Pricing

Humanoid robot price guide 2026

A neutral map of the four price bands buyers are seeing in 2026 — and what actually differs between them.

7 min read

Band 1: Under €15,000

This band is dominated by small bipedal platforms aimed at classrooms, hobbyist developers and entry-level research labs. Height is typically 120–135 cm, payload is minimal (a few hundred grams per arm at best), battery runtime is measured in tens of minutes, and hands are usually fixed or parallel grippers.

What you are actually buying: an accessible, well-documented walking platform. That is a real capability — bipedal locomotion at this price point did not exist five years ago. What you are not buying: dexterous manipulation, whole-body torque control, or the compute headroom to run a modern vision-language-action model on-board.

For teaching, prototyping and student projects this band is often the correct answer. For any production or research programme that expects to grow, treat it as a stepping stone.

Band 2: €15,000–€40,000

The most popular band for university labs and serious developer teams in 2026. Mid-size chassis (roughly 130–150 cm), usable ROS 2 stacks, respectable on-board compute, and — at the top of the band — early dexterous hand options as add-ons.

This is where the market's centre of gravity sits: enough capability to host real reinforcement-learning work, teleoperation studies and imitation-learning pipelines, without the six-figure procurement process. It is also where competition is fiercest, which means specs move fast — a spec sheet from twelve months ago is already dated.

If you are shortlisting for the first time and unsure, start here. It is easier to justify a step up in year two than to justify a stalled programme in year one.

Band 3: €40,000–€100,000

Full-size research platforms — roughly 165–185 cm, richer sensing (LiDAR, stereo depth, sometimes tactile), higher peak torques, more degrees of freedom, and dexterous hands either included or available as a supported option. Compute is on-board and substantial; some units include dedicated inference accelerators.

This band is where labs doing whole-body control, bimanual manipulation research or humanoid teleoperation for tele-existence work usually land. The unit price is only part of the cost — expect meaningful spend on rigging, safety fencing, training and a service contract.

Do not enter this band without a written answer to “what will this specific robot be doing in twenty-four months?” If the answer is the same demos as month one, you overpaid.

Band 4: €100,000+

Clinical, healthcare, industrial-integrator and enterprise-grade units. Price is often bundled with services: installation, integration, training, an SLA, sometimes an on-site technician. The robot itself may or may not be more capable than a top-of-band-3 unit; what you are buying is the wrapper around it.

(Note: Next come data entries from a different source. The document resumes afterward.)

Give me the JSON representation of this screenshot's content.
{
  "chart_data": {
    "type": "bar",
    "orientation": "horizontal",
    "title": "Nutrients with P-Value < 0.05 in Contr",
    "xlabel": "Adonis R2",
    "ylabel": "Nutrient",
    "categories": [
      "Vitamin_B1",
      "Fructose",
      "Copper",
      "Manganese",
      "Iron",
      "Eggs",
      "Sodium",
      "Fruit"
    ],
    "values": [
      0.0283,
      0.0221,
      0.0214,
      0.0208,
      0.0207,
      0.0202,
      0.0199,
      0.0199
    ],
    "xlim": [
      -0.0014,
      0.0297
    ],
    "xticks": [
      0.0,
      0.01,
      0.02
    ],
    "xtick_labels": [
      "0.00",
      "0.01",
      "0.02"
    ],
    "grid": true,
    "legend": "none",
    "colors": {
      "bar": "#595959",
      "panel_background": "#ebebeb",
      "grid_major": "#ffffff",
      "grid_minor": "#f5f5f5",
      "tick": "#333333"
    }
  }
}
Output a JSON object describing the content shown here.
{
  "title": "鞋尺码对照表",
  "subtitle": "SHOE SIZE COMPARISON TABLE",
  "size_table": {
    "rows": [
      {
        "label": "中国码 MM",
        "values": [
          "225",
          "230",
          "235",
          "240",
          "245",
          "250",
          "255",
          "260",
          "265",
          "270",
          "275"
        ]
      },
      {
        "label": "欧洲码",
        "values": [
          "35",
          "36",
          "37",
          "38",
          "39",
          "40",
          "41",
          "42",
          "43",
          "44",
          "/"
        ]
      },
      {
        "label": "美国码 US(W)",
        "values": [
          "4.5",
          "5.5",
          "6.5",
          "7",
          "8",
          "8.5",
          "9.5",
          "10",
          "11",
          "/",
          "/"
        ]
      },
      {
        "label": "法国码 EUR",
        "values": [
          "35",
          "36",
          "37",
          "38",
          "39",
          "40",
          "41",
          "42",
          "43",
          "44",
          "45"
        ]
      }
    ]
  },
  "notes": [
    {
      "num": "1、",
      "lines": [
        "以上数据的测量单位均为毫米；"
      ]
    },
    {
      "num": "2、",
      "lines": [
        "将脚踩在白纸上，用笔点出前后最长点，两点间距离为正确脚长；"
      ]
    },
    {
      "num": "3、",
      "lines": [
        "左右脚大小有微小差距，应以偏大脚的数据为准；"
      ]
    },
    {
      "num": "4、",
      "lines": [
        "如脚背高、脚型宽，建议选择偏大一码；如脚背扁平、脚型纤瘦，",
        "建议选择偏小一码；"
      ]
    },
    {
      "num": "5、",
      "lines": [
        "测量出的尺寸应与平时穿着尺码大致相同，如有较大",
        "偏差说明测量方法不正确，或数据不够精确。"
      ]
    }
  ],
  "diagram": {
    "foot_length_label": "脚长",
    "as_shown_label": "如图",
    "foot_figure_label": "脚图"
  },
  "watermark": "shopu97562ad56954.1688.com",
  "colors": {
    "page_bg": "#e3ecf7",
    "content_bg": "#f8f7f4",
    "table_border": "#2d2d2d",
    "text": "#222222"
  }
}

Buyers in this band are usually hospitals, tier-one industrial integrators, or corporate R&D groups. If your organisation does not have a procurement process built for capital equipment, this band will surprise you — not because of the sticker price, but because of the timelines.

The hidden costs that change everything

Sticker price is the easy number. The harder numbers are the ones that decide three-year total cost of ownership: sensor and compute BOM, hand complexity, and — above all — on-continent service.

A €40,000 unit with a spares depot in Frankfurt and a five-day median RMA turnaround is a fundamentally different product from a €25,000 unit with an eight-week return path to Shenzhen. Downtime is the hidden line item on every quote. Ask two questions before signing: where do spare parts physically live, and what was the median RMA turnaround for the last twelve units returned.

Then add the honest extras: freight (often €1,500–€4,000 for a full-size unit shipped from China), EU import duty, VAT, integration and training, and any software or model licences the manufacturer sells separately. The delta between sticker and landed price frequently exceeds 25%.

How to use these bands

Bands are a coarse map, not a spec sheet. Two units in the same band can differ dramatically in software maturity, sensor quality and service posture. Use bands to filter the shortlist, not to pick the winner.

Once you are inside a band, the decision is driven by the specific research or deployment question you are trying to answer — which is what the rest of this site is for.

Last reviewed: July 2026

Specifications and prices change frequently — confirm current details with the supplier before purchasing.